I couldn’t save her.

She told me she was raped and I told her all the right things. I tried to tell her all the books to read and all the resources to get. I told her the things I’d done that helped me. She wanted to talk about it. She wanted my emotional support. She wanted me to be her navigator. She wanted me to be her guide.

She wanted me to be what every rape survivor wants and never gets — someone who’s been there first, someone who can talk them through it.

It’s the most human thing in the world.

I should have gone with her to get counseling. I shouldn’t have assumed that she had it all together just because she acted like she had it all together. I should have seen her insecurity. I should have known how far apart from all the rest of us she had gotten. I should have.

Everyone should have. Not just me.

I woke up in the middle of the night and I went to check on her but I didn’t trust myself. I didn’t wake anybody up. I didn’t want to be a pest.

I didn’t want to be a pest, and in the morning she was dead.

On the floor of that co-op. Surrounded by those people I told her were safe.

They were not safe. They let her die.

She was not safe, for herself. She killed herself with alcohol and pain medication. I watched her kill herself. She dropped out of college because she was raped. She dropped out of college because she didn’t know how to deal with it. I should have talked to someone else about it. I should have recognized that she was someone’s responsibility.

She was my responsibility, because I loved her.

She was a lot of other people’s responsibility, but they didn’t love her. Or they didn’t know how to love her. We were all broken. Or. We were all selfish. Or.

I was not trying to be selfish. I was trying to love her by leaving her alone.
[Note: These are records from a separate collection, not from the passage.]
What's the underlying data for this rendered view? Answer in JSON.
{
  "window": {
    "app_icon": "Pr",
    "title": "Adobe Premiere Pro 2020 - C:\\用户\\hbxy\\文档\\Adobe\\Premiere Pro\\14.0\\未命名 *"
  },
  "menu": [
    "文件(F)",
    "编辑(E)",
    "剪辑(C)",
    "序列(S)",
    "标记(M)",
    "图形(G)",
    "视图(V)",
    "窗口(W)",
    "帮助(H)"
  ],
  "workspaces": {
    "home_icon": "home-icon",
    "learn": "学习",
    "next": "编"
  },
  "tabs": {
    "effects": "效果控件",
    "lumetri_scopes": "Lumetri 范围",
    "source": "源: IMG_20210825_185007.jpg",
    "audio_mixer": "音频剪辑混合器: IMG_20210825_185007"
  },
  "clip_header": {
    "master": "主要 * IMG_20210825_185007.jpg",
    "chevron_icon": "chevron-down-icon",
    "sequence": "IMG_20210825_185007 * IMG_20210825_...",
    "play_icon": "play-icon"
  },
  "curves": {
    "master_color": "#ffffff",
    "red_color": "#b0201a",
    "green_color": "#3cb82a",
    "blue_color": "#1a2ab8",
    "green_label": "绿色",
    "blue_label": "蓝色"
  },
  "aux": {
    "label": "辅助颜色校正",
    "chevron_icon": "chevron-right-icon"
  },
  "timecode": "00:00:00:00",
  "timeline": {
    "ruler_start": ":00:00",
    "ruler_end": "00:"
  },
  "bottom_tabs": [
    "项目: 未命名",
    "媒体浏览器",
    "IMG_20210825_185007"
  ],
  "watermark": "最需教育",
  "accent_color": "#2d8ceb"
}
Sometimes actions cannot be undone.

I loved her. I loved her. She was the fat positive activist. She was the socialist organizer. She was so many things I so badly wanted to be.

She was my sister and now she’s dead. I didn’t think she needed me. I didn’t trust myself to read her correctly. I thought since she was rich and white and well-resourced what could she need me for? I thought she was so much smarter and savvier than me. I thought she was better off without me. I thought if I loved her too much she would think less of me, think I was pitiful. I thought.

And now she’s dead.

I killed the best friend I never even had.

Because I was too busy trying to be the kind of person she could love, to actually love her.